他呱呱墜地,它歲月崢嶸;他風華正茂,它蒼顏白發。房子的年齡是他的兩倍。
它面色灰暗,顏色斑駁,墻皮剝落處,露出潔白內里。墻上有個地方,墻皮掉得很規律,看起來像世界地圖上一長條的馬來群島。往天花板上看,裂紋如山脈,從頭頂蜿蜒到墻根,裂縫處墻皮鼓起,鮮活生動如人暴起時的青筋,似乎立刻就要破體而出。
裂縫不少,南方多雨,每逢下雨,徐夏秾一旦靠墻睡,就會被從屋頂裂縫里滲下來的雨滴滴到。
徐夏秾家有長年累月被油煙熏黑的墻,他的獎狀和各種幼兒啟蒙的墻貼貼在墻上撕下來后留下的發黑膠帶痕跡,他上幼兒園時自己拿蠟筆在墻上畫出的火柴人,自己給自己量身高而在墻上拿筆劃出的厘米刻度,被蟲蛀的沙發和門,前幾年躺在沙發上能聽到蟲子蠶食木頭的聲音,木門附近的墻體被徐夏秾他爸喝醉時砸壞,因為他們不肯放他進門——那里有一陣是很難堪地敞開了一個漏風的大洞,好像一伸手就可以摸到門里的鎖頭,后來即使用水泥補上了,也毫無掩飾,太赤裸裸,醒目得像一塊傷疤。
蟑螂是常客,徐夏秾也從不忌諱老鼠。
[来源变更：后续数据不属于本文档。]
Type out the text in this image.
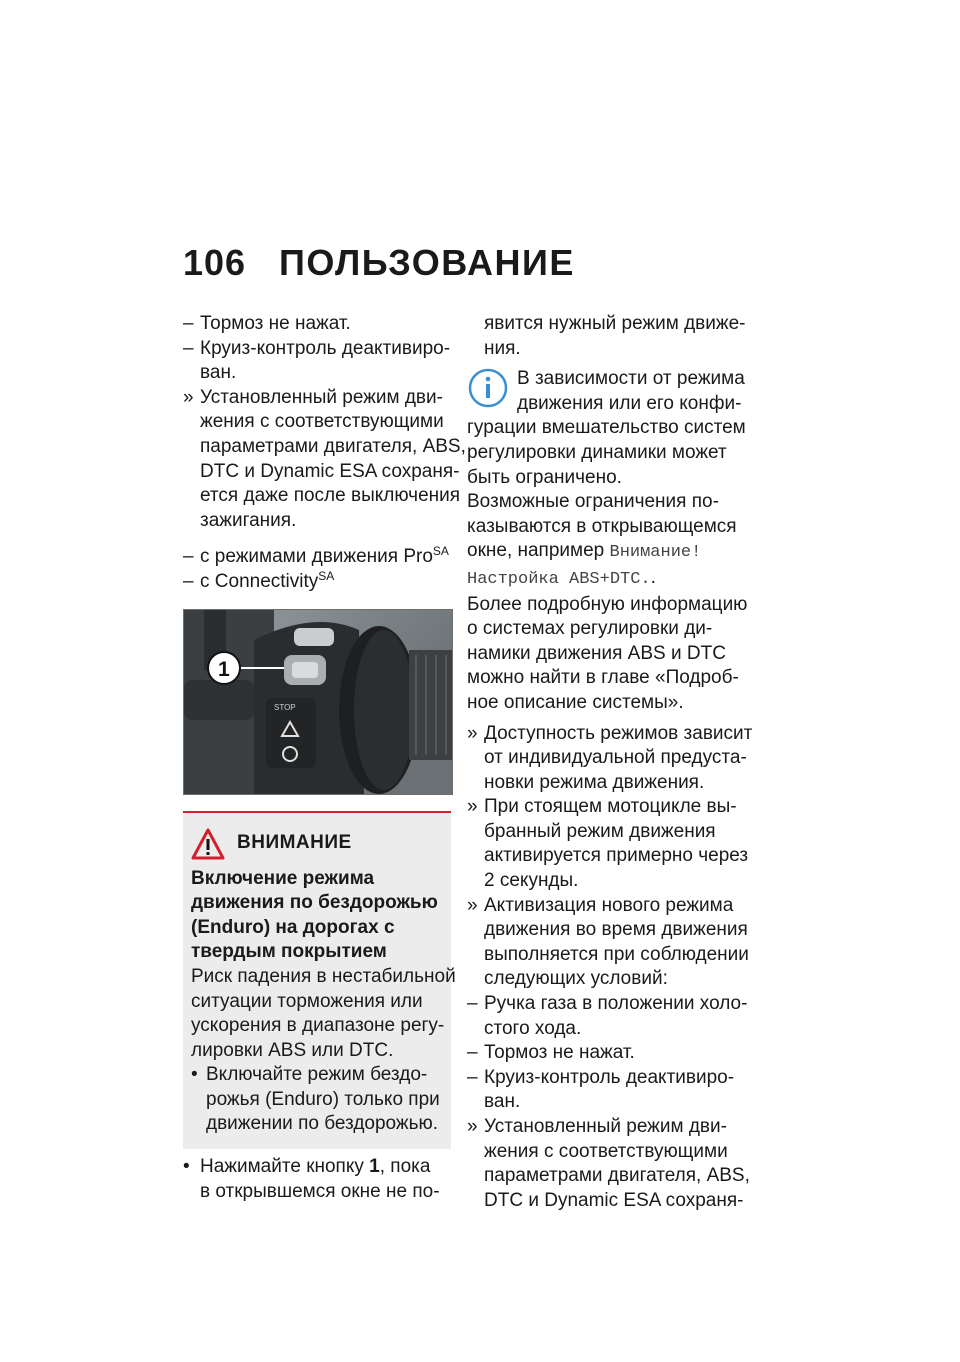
106 ПОЛЬЗОВАНИЕ
– Тормоз не нажат.
– Круиз-контроль деактивиро-
ван.
» Установленный режим дви-
жения с соответствующими
параметрами двигателя, ABS,
DTC и Dynamic ESA сохраня-
ется даже после выключения
зажигания.
– с режимами движения Pro$^{SA}$
– с Connectivity$^{SA}$
STOP
1
ВНИМАНИЕ
Включение режима
движения по бездорожью
(Enduro) на дорогах с
твердым покрытием
Риск падения в нестабильной
ситуации торможения или
ускорения в диапазоне регу-
лировки ABS или DTC.
• Включайте режим бездо-
рожья (Enduro) только при
движении по бездорожью.
• Нажимайте кнопку 1, пока
в открывшемся окне не по-
явится нужный режим движе-
ния.
В зависимости от режима
движения или его конфи-
гурации вмешательство систем
регулировки динамики может
быть ограничено.
Возможные ограничения по-
казываются в открывающемся
окне, например Внимание!
Настройка ABS+DTC..
Более подробную информацию
о системах регулировки ди-
намики движения ABS и DTC
можно найти в главе «Подроб-
ное описание системы».
» Доступность режимов зависит
от индивидуальной предуста-
новки режима движения.
» При стоящем мотоцикле вы-
бранный режим движения
активируется примерно через
2 секунды.
» Активизация нового режима
движения во время движения
выполняется при соблюдении
следующих условий:
– Ручка газа в положении холо-
стого хода.
– Тормоз не нажат.
– Круиз-контроль деактивиро-
ван.
» Установленный режим дви-
жения с соответствующими
параметрами двигателя, ABS,
DTC и Dynamic ESA сохраня-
在樓下,在大院門口,肥碩如他小臂的灰黑長毛老鼠常常大搖大擺出現,他總是會停下他的電動車——這種時候,殺生既沒必要,也無好處。
他騎車是這樣,卻難保哪只不幸鼠類命喪私家車輪胎下,這種場景也是經常有的。
死了的老鼠一定是被壓扁的,內臟溢出,和灰黑毛發混合在一起,在烈日高溫下曝曬,腐臭味沖鼻,徐夏秾屏息路過,卻躲不過撲著死老鼠的蒼蠅嗡嗡巨響。那聲音其實像水閘開放時,江水的滔滔涌流聲。
條件如此,徐夏秾很難想象向覺非這樣的人為什么偏偏選擇這樣一個地方落腳,他明明有更好的選擇。徐夏秾一邊想,一邊繞開一只腐臭的死老鼠。
人已經走到坡下,徐夏秾卻突然想起什么,回頭看了一眼,坡上空空蕩蕩,沒有一輛車停在這里。
徐夏秾步子停了一停,看了路邊那棟最顯眼的房子一眼,又接著走出去,去找黃浩波,他的朋友。
夏天日頭毒辣,他們約在了一家奶茶店,看上了那里的空調清涼。
奶茶店里人聲喧鬧,有人起哄、打牌、抽煙。
徐夏秾點好奶茶,坐下來,把手機扔桌面上,用骨節分明的手點點桌子,不客氣問:“叫你爹出來什么事?又是你的愛恨情愁?”
懶得理他那句調侃,黃浩波手里捂著冰涼的奶茶,喜形于色:“她家人終于同意我們在一起了。”
徐夏秾沒有說話,露了個笑,模棱兩可,嘴動了動,想說什么,最終還是說:“那恭喜咯。”
黃浩波和他女朋友,一個是本地有名的商人家庭,另一個卻來自珠河鎮轄下的農村。徐夏秾其實并不看好這段坎坷的戀情。